SB 331 defines the term “negotiated” as meaning that the agreement is “voluntary, deliberate, and informed, provides consideration of value to the employee, and that the employee is given notice and an opportunity to retain an attorney or is represented by an attorney.”

In addition, this section of SB 331 doesn’t prohibit the entry or enforcement of a provision in any agreement that precludes the disclosure of the amount paid in a severance agreement; further, this section doesn’t prohibit an employer from protecting the employer’s trade secrets, proprietary information, or confidential information that doesn’t involve unlawful acts in the workplace.

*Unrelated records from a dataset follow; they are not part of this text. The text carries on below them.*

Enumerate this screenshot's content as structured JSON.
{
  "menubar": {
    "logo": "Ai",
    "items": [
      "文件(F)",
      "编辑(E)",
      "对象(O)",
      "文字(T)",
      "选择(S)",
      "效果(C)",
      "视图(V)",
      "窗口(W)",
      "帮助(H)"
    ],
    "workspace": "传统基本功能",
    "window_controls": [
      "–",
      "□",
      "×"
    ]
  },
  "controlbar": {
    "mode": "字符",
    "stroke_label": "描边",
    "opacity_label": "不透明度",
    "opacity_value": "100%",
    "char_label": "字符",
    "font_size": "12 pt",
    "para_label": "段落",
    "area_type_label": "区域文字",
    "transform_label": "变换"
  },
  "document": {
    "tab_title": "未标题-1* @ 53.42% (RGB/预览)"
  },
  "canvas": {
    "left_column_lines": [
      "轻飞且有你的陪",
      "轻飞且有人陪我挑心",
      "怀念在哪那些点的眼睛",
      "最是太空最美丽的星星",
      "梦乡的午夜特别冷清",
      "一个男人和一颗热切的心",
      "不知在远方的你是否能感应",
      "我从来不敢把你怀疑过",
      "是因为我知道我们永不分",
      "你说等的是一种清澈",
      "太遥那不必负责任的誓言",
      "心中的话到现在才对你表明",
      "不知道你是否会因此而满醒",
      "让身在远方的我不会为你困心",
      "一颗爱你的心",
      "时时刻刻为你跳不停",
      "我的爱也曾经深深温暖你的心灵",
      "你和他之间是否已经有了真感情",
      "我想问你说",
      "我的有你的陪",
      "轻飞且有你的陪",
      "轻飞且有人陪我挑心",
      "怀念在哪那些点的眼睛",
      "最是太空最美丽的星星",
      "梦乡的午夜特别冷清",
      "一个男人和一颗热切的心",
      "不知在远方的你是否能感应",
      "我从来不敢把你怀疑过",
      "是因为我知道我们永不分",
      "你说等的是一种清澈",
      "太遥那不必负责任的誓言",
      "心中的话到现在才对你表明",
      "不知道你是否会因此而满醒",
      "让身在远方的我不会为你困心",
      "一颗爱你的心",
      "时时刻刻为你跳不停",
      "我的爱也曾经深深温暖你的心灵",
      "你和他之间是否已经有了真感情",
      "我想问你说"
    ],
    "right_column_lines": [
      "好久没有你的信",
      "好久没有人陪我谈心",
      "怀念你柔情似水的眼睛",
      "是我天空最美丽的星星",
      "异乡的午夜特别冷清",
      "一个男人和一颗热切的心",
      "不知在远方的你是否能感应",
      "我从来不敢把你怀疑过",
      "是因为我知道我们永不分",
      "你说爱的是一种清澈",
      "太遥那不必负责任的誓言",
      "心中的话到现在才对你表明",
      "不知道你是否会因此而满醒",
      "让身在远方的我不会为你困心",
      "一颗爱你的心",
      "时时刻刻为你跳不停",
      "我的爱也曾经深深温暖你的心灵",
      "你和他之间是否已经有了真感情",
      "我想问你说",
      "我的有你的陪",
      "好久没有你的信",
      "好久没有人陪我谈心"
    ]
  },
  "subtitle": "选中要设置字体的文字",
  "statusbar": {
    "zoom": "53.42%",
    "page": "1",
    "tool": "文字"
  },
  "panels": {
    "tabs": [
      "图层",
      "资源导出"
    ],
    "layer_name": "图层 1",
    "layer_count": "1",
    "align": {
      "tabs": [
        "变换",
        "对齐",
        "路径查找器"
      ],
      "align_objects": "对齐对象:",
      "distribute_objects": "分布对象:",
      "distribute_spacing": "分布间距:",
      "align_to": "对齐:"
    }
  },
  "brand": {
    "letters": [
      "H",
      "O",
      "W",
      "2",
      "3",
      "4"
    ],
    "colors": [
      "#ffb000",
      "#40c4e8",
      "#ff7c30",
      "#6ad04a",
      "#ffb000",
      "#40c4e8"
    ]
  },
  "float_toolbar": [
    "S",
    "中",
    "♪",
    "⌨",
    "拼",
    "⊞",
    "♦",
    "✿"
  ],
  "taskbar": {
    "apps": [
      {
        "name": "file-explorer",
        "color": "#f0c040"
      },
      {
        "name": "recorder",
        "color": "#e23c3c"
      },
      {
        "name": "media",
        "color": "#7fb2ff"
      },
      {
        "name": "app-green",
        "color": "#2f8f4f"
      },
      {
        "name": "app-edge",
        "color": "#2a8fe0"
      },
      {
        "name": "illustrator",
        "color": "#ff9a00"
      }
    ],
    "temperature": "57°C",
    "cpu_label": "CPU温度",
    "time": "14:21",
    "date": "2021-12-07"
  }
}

Also, SB 331 modifies the phrase, “information about unlawful acts in the workplace.” The law eliminates “including but not limited to sexual harassment” and defines the terms as including “but is not limited to, information pertaining to harassment or discrimination or any other conduct that the employee has reasonable cause to believe is unlawful.” This change is similar to the changes for settlement agreements. Again, the amendments expands the scope of the prior law—which was effectively restricted to claims involving sex harassment or discrimination. Now, it will include claims involving discrimination on any basis, such as race, religious creed, color, national origin, ancestry, physical disability, mental disability, medical condition, genetic information, marital status, sex, gender, gender identity, gender expression, age, sexual orientation, or veteran or military status.

New Law Limits What Can Be Included in Separation or Severance Agreements

The amended law also specifically limits what terms may be included in a separation or severance agreement. With identical language as the current statute for non-disparagement agreements, SB 331 prevents employers from using a term in an employment separation or severance agreement that prevents the disclosure of “information about unlawful acts in the workplace,” apply the new definition stated above.

However, California employers should note that SB 331 law doesn’t restrict the use of non-disparagement clauses in a “negotiated settlement agreement” and doesn’t limit the ability of parties to keep in the payout in a severance agreement confidential. In addition, the new law doesn’t limit employers from protecting its trade secrets, proprietary information, or confidential information “that does not involve unlawful acts in the workplace.” SB 331 provides some sample verbiage that allows for a contract provision by which the parties exclude certain provisions in a general confidentiality clause in any agreement between an employer and employee. This sample language states:

Nothing in this agreement prevents you from discussing or disclosing information about unlawful acts in the workplace, such as harassment or discrimination or any other conduct that you have reason to believe is unlawful.

SB 331 also says that a California employer offering an employee or former employee a separation agreement must notify the employee that he or she has a right to consult an attorney regarding the agreement. The employer must also provide the employee with a reasonable time period of not less than five business days in which to do so. To that end, an employee may sign a separation agreement before the end of that time period, provided his or her decision to accept the shortening of time is “knowing and voluntary and is not induced by the employer through fraud, misrepresentation, or a threat to withdraw or alter the offer prior to the expiration of the reasonable time period, or by providing different terms to employees who sign such an agreement prior to the expiration of such time period.”

Takeaway

California employers should be prepared to comply with these new restrictions. To start, business owners should review any pending disputes, along with current employment relationships to see if they can be resolved before SB 331 takes effect. Again, the law goes into effect on January 1, 2022.

Also, employer policies and provisions on confidential information and trade secrets should be examined to see if they’re affected by the new law.